In Chuncheongnam province, there is a town called Geumsan. It is the heartland of the country’s most famous crop Ginseng, also locally known as Insam. They apply their knowledge of Korean landscape management techniques and uses transition areas between different types of landscapes, known as ecotones. The crops of Ginseng are planted at greatly precise places depending on wind and sun exposure and also temperature, direction and rainfall. Centuries of plantation have taught these farmers that Ginseng grows best on 25-30 degree slop in mountain valleys and from east to south direction. This helps in maximizing sunlight, ventilation and water drainage. The structures of wood and cloth are angled specially to make sure that methods of farming are adapted to environmental conditions.

This is how the farming of ginseng has adapted to Chuncheongnam’s mountainous topography using hill forest to its advantage. The forests serve as green walls and windbreaks, controlling sun and wind exposure for the crop to grow to optimum yields.

Enhancement of soil fertility:

The management and usage of land reflects developed Korean farming combining intercropping, multi-cropping, crop rotation, and resting periods, all rolled into one dynamic system. The traditional knowledge about nitrogen-fixing plants, micro-organisms and soil bacteria and the relation between all to increase soil fertility, boosting crop health and reducing pest infestations.

An area allocated for vegetables in this system will intercrop two or more plants such as cabbage, pepper and radish, followed by a plot intercropping barley, beans, corn or rye, and finally a plot for rice.

Here farmers make their own natural fertilizer and pesticides by using their Korean traditional knowledge of soil nutrients. They do this by culturing and multiplying micro- organisms, bacteria, fungi to enhance fertility of soil without the need of livestock waste.

Water management:

The island of Cheongsando is a region of severe water scarcity. Yet, the famers here are planting rice, a crop which is highly water dependent. By using an agricultural technique that is 500 years old farmers have adapted to the water scarcity of the area and have built terraces for rice.

Basically, the farmers here use underground aqueducts to irrigate rice fields on top. Farmers lay a flat stone and stack rocks. After that they put a layer of red mud and finally arable soil for the rice. The rice grows in the soil, while the red mud retains and controls the amount of water, with any excess dripping between the stacked stones and into the rice terrace below.

The high rate of water drainage and thin layer of soil results in high loss of nutrients.
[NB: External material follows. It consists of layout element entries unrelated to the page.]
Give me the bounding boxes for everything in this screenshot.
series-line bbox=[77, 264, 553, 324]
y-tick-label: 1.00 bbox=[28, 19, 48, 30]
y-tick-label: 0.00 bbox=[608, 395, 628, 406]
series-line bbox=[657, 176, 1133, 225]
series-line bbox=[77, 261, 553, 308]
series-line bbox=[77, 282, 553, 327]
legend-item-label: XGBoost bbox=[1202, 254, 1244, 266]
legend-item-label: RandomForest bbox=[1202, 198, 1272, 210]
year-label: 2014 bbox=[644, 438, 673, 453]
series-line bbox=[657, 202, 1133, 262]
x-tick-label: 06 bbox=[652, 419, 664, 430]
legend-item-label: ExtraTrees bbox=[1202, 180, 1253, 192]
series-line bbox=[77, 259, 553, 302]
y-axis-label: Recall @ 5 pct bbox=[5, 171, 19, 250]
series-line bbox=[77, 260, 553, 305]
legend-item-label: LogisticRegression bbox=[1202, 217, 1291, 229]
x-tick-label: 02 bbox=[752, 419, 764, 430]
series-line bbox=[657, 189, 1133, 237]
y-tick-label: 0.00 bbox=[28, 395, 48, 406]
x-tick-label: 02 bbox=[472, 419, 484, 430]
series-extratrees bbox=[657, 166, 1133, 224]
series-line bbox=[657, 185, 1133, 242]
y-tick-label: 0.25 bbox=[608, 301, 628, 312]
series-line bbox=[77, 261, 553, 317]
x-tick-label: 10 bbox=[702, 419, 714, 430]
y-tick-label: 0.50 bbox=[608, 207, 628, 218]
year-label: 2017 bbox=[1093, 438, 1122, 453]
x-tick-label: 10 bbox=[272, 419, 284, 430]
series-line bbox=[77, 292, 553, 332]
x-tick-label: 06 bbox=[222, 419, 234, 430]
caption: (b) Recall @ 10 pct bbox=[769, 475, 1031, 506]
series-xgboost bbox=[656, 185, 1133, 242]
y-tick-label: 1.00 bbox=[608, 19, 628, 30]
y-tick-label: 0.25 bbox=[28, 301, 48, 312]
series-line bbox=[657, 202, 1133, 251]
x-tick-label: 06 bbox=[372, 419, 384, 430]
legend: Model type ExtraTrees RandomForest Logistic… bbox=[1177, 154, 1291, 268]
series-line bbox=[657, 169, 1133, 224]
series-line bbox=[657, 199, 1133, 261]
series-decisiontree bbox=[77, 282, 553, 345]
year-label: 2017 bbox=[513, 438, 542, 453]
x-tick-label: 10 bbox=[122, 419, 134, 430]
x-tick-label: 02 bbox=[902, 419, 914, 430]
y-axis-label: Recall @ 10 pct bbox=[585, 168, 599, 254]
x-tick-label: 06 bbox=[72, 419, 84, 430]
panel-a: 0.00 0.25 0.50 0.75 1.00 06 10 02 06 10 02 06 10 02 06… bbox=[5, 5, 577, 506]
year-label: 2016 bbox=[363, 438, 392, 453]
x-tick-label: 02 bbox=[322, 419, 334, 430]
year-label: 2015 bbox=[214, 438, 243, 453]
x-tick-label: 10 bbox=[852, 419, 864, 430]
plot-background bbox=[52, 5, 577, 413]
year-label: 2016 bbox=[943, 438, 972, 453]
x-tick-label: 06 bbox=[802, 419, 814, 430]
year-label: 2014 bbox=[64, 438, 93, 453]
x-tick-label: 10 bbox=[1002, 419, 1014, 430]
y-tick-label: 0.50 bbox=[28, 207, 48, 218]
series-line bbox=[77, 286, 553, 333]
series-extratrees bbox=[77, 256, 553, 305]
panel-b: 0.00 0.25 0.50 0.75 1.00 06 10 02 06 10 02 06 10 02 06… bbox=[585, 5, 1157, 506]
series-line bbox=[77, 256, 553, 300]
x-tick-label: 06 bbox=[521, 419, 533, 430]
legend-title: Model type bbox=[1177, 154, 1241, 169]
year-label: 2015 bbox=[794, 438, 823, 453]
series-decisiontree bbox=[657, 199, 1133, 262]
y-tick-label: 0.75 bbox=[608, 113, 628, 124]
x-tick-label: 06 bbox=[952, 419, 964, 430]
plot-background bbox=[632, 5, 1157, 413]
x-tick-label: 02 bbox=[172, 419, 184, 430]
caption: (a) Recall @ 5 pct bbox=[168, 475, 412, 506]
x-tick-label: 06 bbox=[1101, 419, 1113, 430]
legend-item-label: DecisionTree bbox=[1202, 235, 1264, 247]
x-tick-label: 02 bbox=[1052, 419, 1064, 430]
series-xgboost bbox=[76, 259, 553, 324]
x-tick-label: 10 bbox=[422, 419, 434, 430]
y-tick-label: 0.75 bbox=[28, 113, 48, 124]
To tackle this farmers apply traditional fertilizers made up of mixture of grass, leftover animal feed, human manure to supplement. For controlling pests antiseptic leaves from the silk tree are used.

This whole process helps in maximizing the use of land without adverse effects on the surrounding environment. The aqueducts simultaneously serve as a home to diverse aquatic flora and fauna.

Some parts of South Korea witness regular floods, farmers here have developed an Agroforestry system. For 1200 years they planted and cultivated diverse tea trees in that areas. Now long adapted to the ecosystem, the trees themselves serve as barriers to the flooding of villages, and bring in revenue for this region that accounts for 20 per cent of South Korea’s domestic tea production.

The climate change crises is growing on intense level and it is the farmers who can be change makers and push through by adaptations responses as they are the one who are on the front lines of climate change. They are vulnerable as their livelihoods can get directly impacted by this.